Last night, drifting off to sleep, I was listening to one of the podcasts from Geek Central. (The spoken word is my Ambien. My wife-to-be won't be happy with that, I'm sure.) And long about the 8 minute mark, one of the hosts, who I missed seeing at the comic convention, calls up the guy who I had mentioned in my weekend report. The guy that I got along with real well and wanted to go to the afterparty bar with me as we left together? Seems this guy and the host of this show were "convention buddies" (Whenever they go to the same convention, they pair up and see/do things together). Now, I wasn't prepared for a podcast host to incorporate a phone call to a "listener/fan," but I guess it's no different than calling up your co-host and chatting with him/her/them for the content of the show. Podcast are talkshows, after all, so anyone who will chat'bout with you is fair game. (I even did three hours with another pair of podcasters a month or so ago).
But I was ESPECIALLY unprepared for that listener/fan to mention ME when he was telling the host about his Saturday night.

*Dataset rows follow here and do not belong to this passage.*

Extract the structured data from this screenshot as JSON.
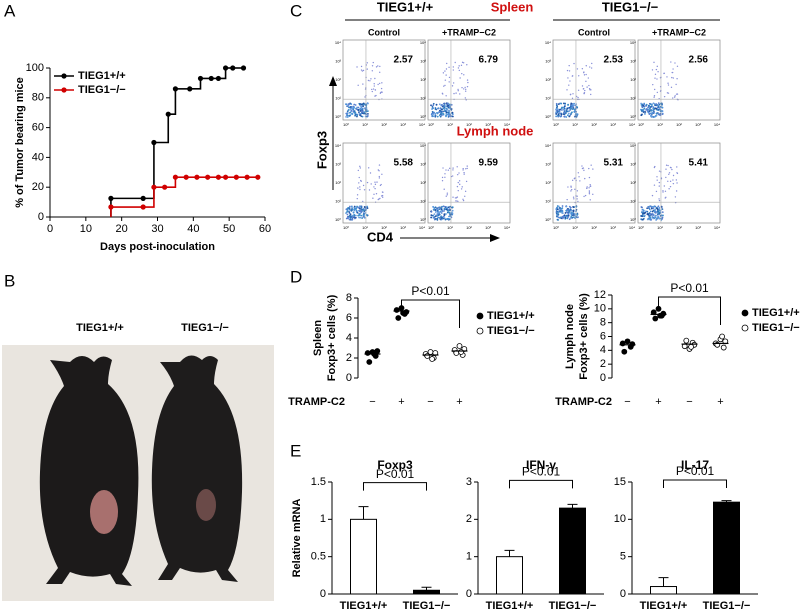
{
  "panel_labels": [
    "A",
    "B",
    "C",
    "D",
    "E"
  ],
  "chart_data": [
    {
      "type": "line",
      "step": true,
      "ylabel": "% of Tumor bearing mice",
      "xlabel": "Days post-inoculation",
      "xlim": [
        0,
        60
      ],
      "xticks": [
        0,
        10,
        20,
        30,
        40,
        50,
        60
      ],
      "ylim": [
        0,
        100
      ],
      "yticks": [
        0,
        20,
        40,
        60,
        80,
        100
      ],
      "grid": false,
      "legend": "upper left",
      "series": [
        {
          "name": "TIEG1+/+",
          "color": "#000000",
          "x": [
            17,
            26,
            29,
            33,
            35,
            39,
            42,
            45,
            47,
            49,
            51,
            54
          ],
          "values": [
            12.5,
            12.5,
            50,
            69,
            86,
            86,
            93,
            93,
            93,
            100,
            100,
            100
          ]
        },
        {
          "name": "TIEG1−/−",
          "color": "#d00000",
          "x": [
            17,
            26,
            29,
            32,
            35,
            38,
            41,
            44,
            47,
            49,
            52,
            55,
            58
          ],
          "values": [
            6.7,
            6.7,
            20,
            20,
            26.7,
            26.7,
            26.7,
            26.7,
            26.7,
            26.7,
            26.7,
            26.7,
            26.7
          ]
        }
      ]
    },
    {
      "type": "strip",
      "ylabel": [
        "Spleen",
        "Foxp3+ cells (%)"
      ],
      "categories": [
        "−",
        "+",
        "−",
        "+"
      ],
      "category_label": "TRAMP-C2",
      "ylim": [
        0,
        8
      ],
      "yticks": [
        0,
        2,
        4,
        6,
        8
      ],
      "annotation": "P<0.01",
      "series": [
        {
          "name": "TIEG1+/+",
          "color": "#000000",
          "values": [
            [
              2.5,
              2.2,
              2.6,
              1.6,
              2.7,
              2.4
            ],
            [
              6.8,
              6.4,
              7.0,
              6.0,
              6.6,
              6.5
            ],
            null,
            null
          ],
          "means": [
            2.4,
            6.7,
            null,
            null
          ]
        },
        {
          "name": "TIEG1−/−",
          "color": "#ffffff",
          "values": [
            null,
            null,
            [
              2.4,
              2.0,
              2.6,
              2.2,
              2.5,
              1.9
            ],
            [
              2.8,
              2.3,
              3.2,
              2.5,
              2.9,
              2.6
            ]
          ],
          "means": [
            null,
            null,
            2.3,
            2.7
          ]
        }
      ]
    },
    {
      "type": "strip",
      "ylabel": [
        "Lymph node",
        "Foxp3+ cells (%)"
      ],
      "categories": [
        "−",
        "+",
        "−",
        "+"
      ],
      "category_label": "TRAMP-C2",
      "ylim": [
        0,
        12
      ],
      "yticks": [
        0,
        2,
        4,
        6,
        8,
        10,
        12
      ],
      "annotation": "P<0.01",
      "series": [
        {
          "name": "TIEG1+/+",
          "color": "#000000",
          "values": [
            [
              5.0,
              4.5,
              5.3,
              3.8,
              4.9
            ],
            [
              9.5,
              9.0,
              10.0,
              8.6,
              9.3,
              9.0
            ],
            null,
            null
          ],
          "means": [
            4.8,
            9.2,
            null,
            null
          ]
        },
        {
          "name": "TIEG1−/−",
          "color": "#ffffff",
          "values": [
            null,
            null,
            [
              4.6,
              5.1,
              4.2,
              5.4,
              4.8,
              4.5
            ],
            [
              5.0,
              4.4,
              5.6,
              4.8,
              5.3,
              6.0
            ]
          ],
          "means": [
            null,
            null,
            4.9,
            5.0
          ]
        }
      ]
    },
    {
      "type": "bar",
      "title": "Foxp3",
      "ylabel": "Relative mRNA",
      "categories": [
        "TIEG1+/+",
        "TIEG1−/−"
      ],
      "values": [
        1.0,
        0.05
      ],
      "errors": [
        0.17,
        0.04
      ],
      "colors": [
        "#ffffff",
        "#000000"
      ],
      "ylim": [
        0,
        1.5
      ],
      "yticks": [
        0,
        0.5,
        1,
        1.5
      ],
      "annotation": "P<0.01"
    },
    {
      "type": "bar",
      "title": "IFN-γ",
      "categories": [
        "TIEG1+/+",
        "TIEG1−/−"
      ],
      "values": [
        1.0,
        2.3
      ],
      "errors": [
        0.17,
        0.1
      ],
      "colors": [
        "#ffffff",
        "#000000"
      ],
      "ylim": [
        0,
        3
      ],
      "yticks": [
        0,
        1,
        2,
        3
      ],
      "annotation": "P<0.01"
    },
    {
      "type": "bar",
      "title": "IL-17",
      "categories": [
        "TIEG1+/+",
        "TIEG1−/−"
      ],
      "values": [
        1.0,
        12.3
      ],
      "errors": [
        1.2,
        0.2
      ],
      "colors": [
        "#ffffff",
        "#000000"
      ],
      "ylim": [
        0,
        15
      ],
      "yticks": [
        0,
        5,
        10,
        15
      ],
      "annotation": "P<0.01"
    }
  ],
  "photo": {
    "labels": [
      "TIEG1+/+",
      "TIEG1−/−"
    ]
  },
  "flow": {
    "headers": [
      "TIEG1+/+",
      "Spleen",
      "TIEG1−/−"
    ],
    "columns": [
      "Control",
      "+TRAMP−C2",
      "Control",
      "+TRAMP−C2"
    ],
    "row_label": "Lymph node",
    "ylabel": "Foxp3",
    "xlabel": "CD4",
    "axis_ticks": [
      "10⁰",
      "10¹",
      "10²",
      "10³",
      "10⁴"
    ],
    "percentages": [
      [
        "2.57",
        "6.79",
        "2.53",
        "2.56"
      ],
      [
        "5.58",
        "9.59",
        "5.31",
        "5.41"
      ]
    ]
  }
}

Here, listen for yourself. The phone call starts after 8 mins and he talks about me at 8:50. And he said nice things!
And I'm laying in the bed like, "What the HELL...?" Of all the artists, and comics, and costumed people, and toys, and pizza, and geeks he experienced, not to mention the afterparty he might have gone to, and he mentions me?? He was thinking of me??
I mean, maybe my early departure and non-compliance for more company left an imprint? But it didn't piss him off and make him think of me as a party pooper, a stuck-up prig, or an anxiety-ridden loser?
That maybe my company is actually enjoyable?
I ... I don't get it sometimes.
You'd think I'd be happy about it, but I just don't see what these people see sometimes.
But I did like this dude, and so I look forward to meeting him again somehow. And although I don't know what HE saw in me, it is nice to think that somebody else thinks of me nicely after just one dinner.
My fellow blogedeers, this is not a solicitation for more nice words in my comments section. Honestly. :-) I still remember all the awesome things you've already said to me over these weeks, and months, and nearly two years. And I already know how much I actually feel like love towards you guys and gals.
This was just so unexpected and, well, in the absence of having my own Q, I had to come and share.
Every once in a while, life throws you a bone.